Peneliti dari Pusat Sains Antariksa Lembaga Penerbangan dan Antariksa Nasional ( LAPAN ), Andi Pangerang, dalam laman LAPAN, menjelaskan, fenomena Aphelion terjadi pada tanggal 6 Juli 2021 pukul 05.27 WIB pada jarak 152.100.527 km.
Secara umum, fenomena aphelion tidak menyebabkan dampak yang signifikan pada Bumi. Suhu dingin ketika pagi hari yang terjadi belakangan ini dan nanti sampai dengan Agustus merupakan hal yang biasa terjadi pada musim kemarau. Hal itu disebabkan tutupan awan yang sedikit sehingga tidak ada panas dari permukaan bumi yang dipantulkan kembali oleh awan.

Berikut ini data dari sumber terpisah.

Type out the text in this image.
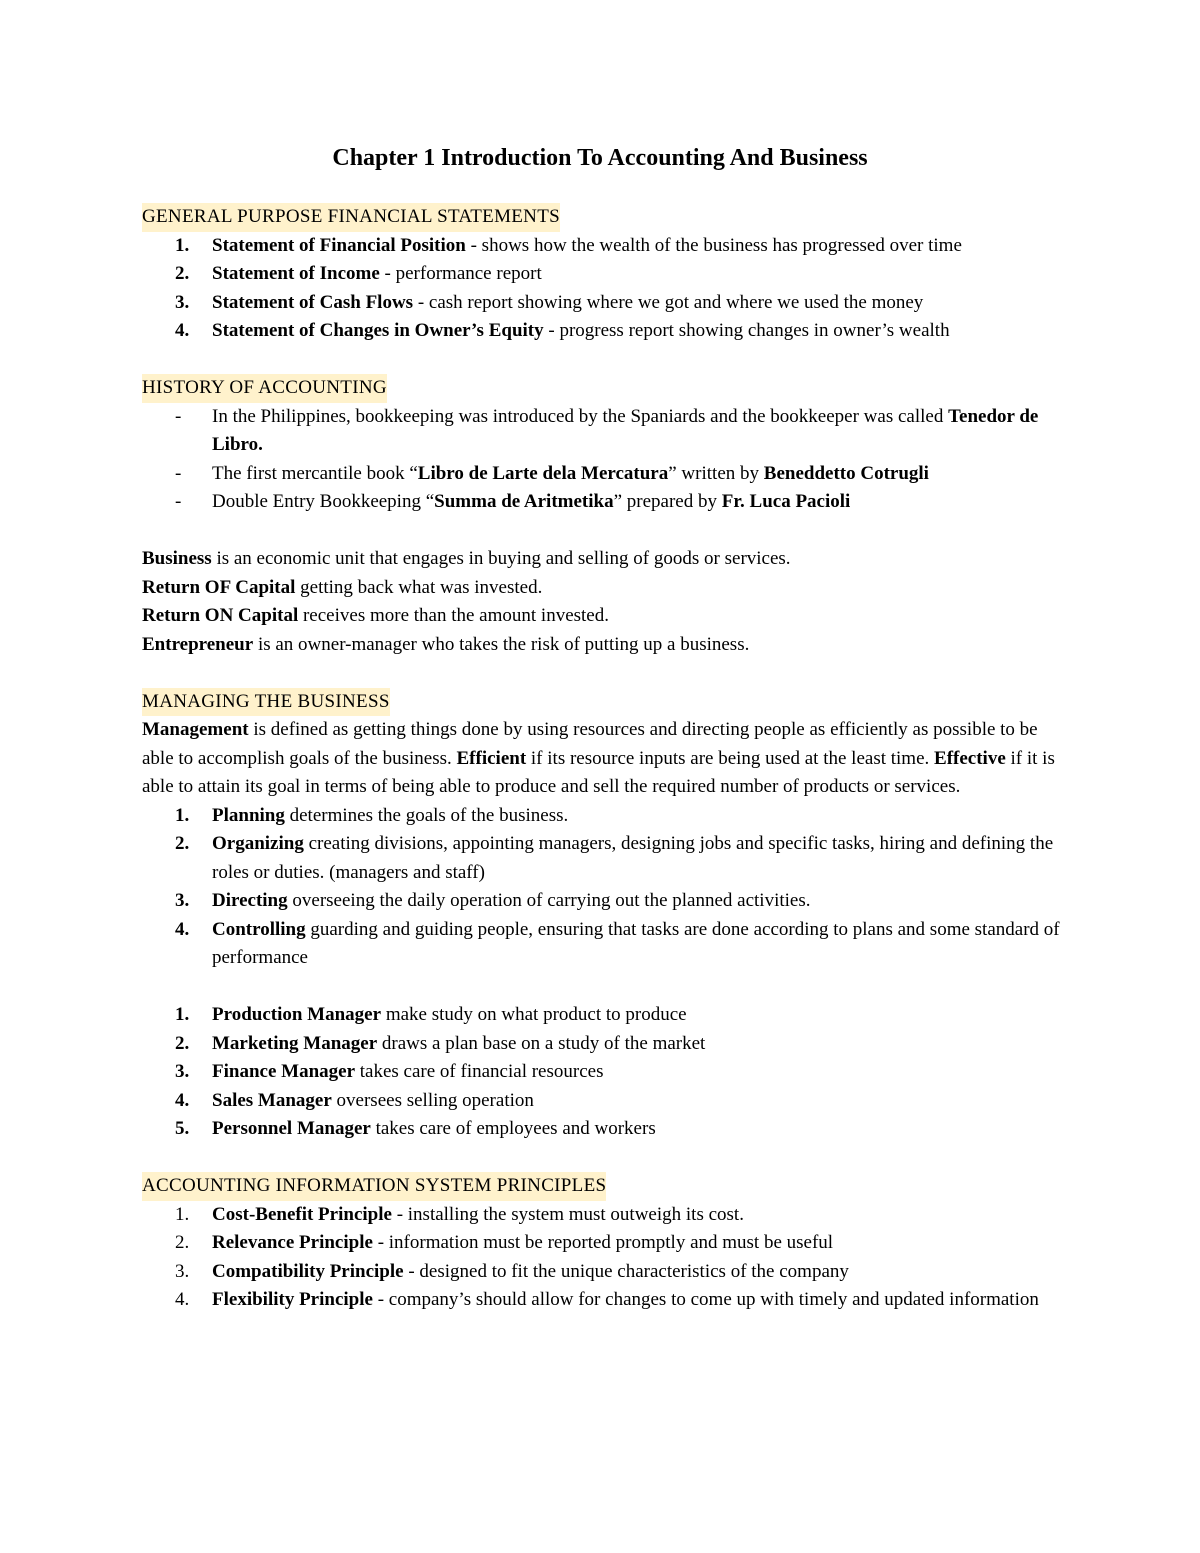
Chapter 1 Introduction To Accounting And Business
GENERAL PURPOSE FINANCIAL STATEMENTS
1.	Statement of Financial Position - shows how the wealth of the business has progressed over time
2.	Statement of Income - performance report
3.	Statement of Cash Flows - cash report showing where we got and where we used the money
4.	Statement of Changes in Owner’s Equity - progress report showing changes in owner’s wealth
HISTORY OF ACCOUNTING
-	In the Philippines, bookkeeping was introduced by the Spaniards and the bookkeeper was called Tenedor de Libro.
-	The first mercantile book “Libro de Larte dela Mercatura” written by Beneddetto Cotrugli
-	Double Entry Bookkeeping “Summa de Aritmetika” prepared by Fr. Luca Pacioli

Business is an economic unit that engages in buying and selling of goods or services.

Return OF Capital getting back what was invested.

Return ON Capital receives more than the amount invested.

Entrepreneur is an owner-manager who takes the risk of putting up a business.

MANAGING THE BUSINESS

Management is defined as getting things done by using resources and directing people as efficiently as possible to be able to accomplish goals of the business. Efficient if its resource inputs are being used at the least time. Effective if it is able to attain its goal in terms of being able to produce and sell the required number of products or services.

1.	Planning determines the goals of the business.
2.	Organizing creating divisions, appointing managers, designing jobs and specific tasks, hiring and defining the roles or duties. (managers and staff)
3.	Directing overseeing the daily operation of carrying out the planned activities.
4.	Controlling guarding and guiding people, ensuring that tasks are done according to plans and some standard of performance
1.	Production Manager make study on what product to produce
2.	Marketing Manager draws a plan base on a study of the market
3.	Finance Manager takes care of financial resources
4.	Sales Manager oversees selling operation
5.	Personnel Manager takes care of employees and workers
ACCOUNTING INFORMATION SYSTEM PRINCIPLES
1.	Cost-Benefit Principle - installing the system must outweigh its cost.
2.	Relevance Principle - information must be reported promptly and must be useful
3.	Compatibility Principle - designed to fit the unique characteristics of the company
4.	Flexibility Principle - company’s should allow for changes to come up with timely and updated information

Selain itu, posisi matahari saat ini berada di belahan utara bumi. Sehingga tekanan udara di belahan utara lebih rendah dibanding belahan selatan yang mengalami musim dingin.

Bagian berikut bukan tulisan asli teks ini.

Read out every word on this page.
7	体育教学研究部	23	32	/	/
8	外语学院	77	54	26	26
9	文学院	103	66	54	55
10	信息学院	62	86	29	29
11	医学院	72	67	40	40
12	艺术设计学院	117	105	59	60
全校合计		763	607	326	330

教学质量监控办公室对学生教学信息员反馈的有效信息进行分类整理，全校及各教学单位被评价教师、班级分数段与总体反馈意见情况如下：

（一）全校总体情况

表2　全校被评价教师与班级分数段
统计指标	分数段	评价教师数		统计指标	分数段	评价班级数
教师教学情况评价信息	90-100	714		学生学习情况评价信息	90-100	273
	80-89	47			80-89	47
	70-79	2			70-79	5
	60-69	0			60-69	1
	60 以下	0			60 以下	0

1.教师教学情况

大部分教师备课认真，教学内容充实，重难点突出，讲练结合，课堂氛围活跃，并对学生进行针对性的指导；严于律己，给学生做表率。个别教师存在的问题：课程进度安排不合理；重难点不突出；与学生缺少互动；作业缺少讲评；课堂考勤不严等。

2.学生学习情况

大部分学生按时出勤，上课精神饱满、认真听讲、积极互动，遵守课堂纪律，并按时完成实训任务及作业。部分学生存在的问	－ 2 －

Menurut Andi, hal tersebut berdampak pada penurunan suhu, khususnya di Pulau Jawa, Bali, dan Nusa Tenggara yang terletak di selatan khatulistiwa.
Jarak terjauh Matahari dan Bumi ternyata tidak mempengaruhi panas yang diterima Bumi karena panas dari Matahari terdistribusi ke seluruh Bumi. Salah satu yang paling mempengaruhi distribusi panas adalah pola angin.
Saat ini angin bertiup dari arah selatan yang sedang musim dinginlah penyebab suhu lebih dingin yang dirasakan. Senada, Badan Meteorologi Klimatologi dan Geofisika ( BMKG ) dalam keterangan tertulis yang dibagikan Rabu, 7 Juli 2021, menjelaskan bahwa saat ini wilayah Pulau Jawa hingga Nusa Tenggara Timur (NTT) menuju periode puncak musim kemarau. Periode tersebut ditandai pergerakan angin dari arah timur, yang berasal dari Benua Australia. 

Kesimpulan


Dari pemeriksaan fakta di atas, Tempo menyimpulkan narasi yang mengklaim fenomena aphelion menyebabkan cuaca yang dingin, melebihi cuaca dingin sebelumnya, menyesatkan. Cuaca dingin yang dirasakan di sejumlah wilayah disebabkan oleh hembusan angin dari Selatan yang sedang dalam musim dingin. Cuaca dingin di bulan Juli hingga Agustus juga biasa terjadi, karena periode ini merupakan puncak musim kemarau.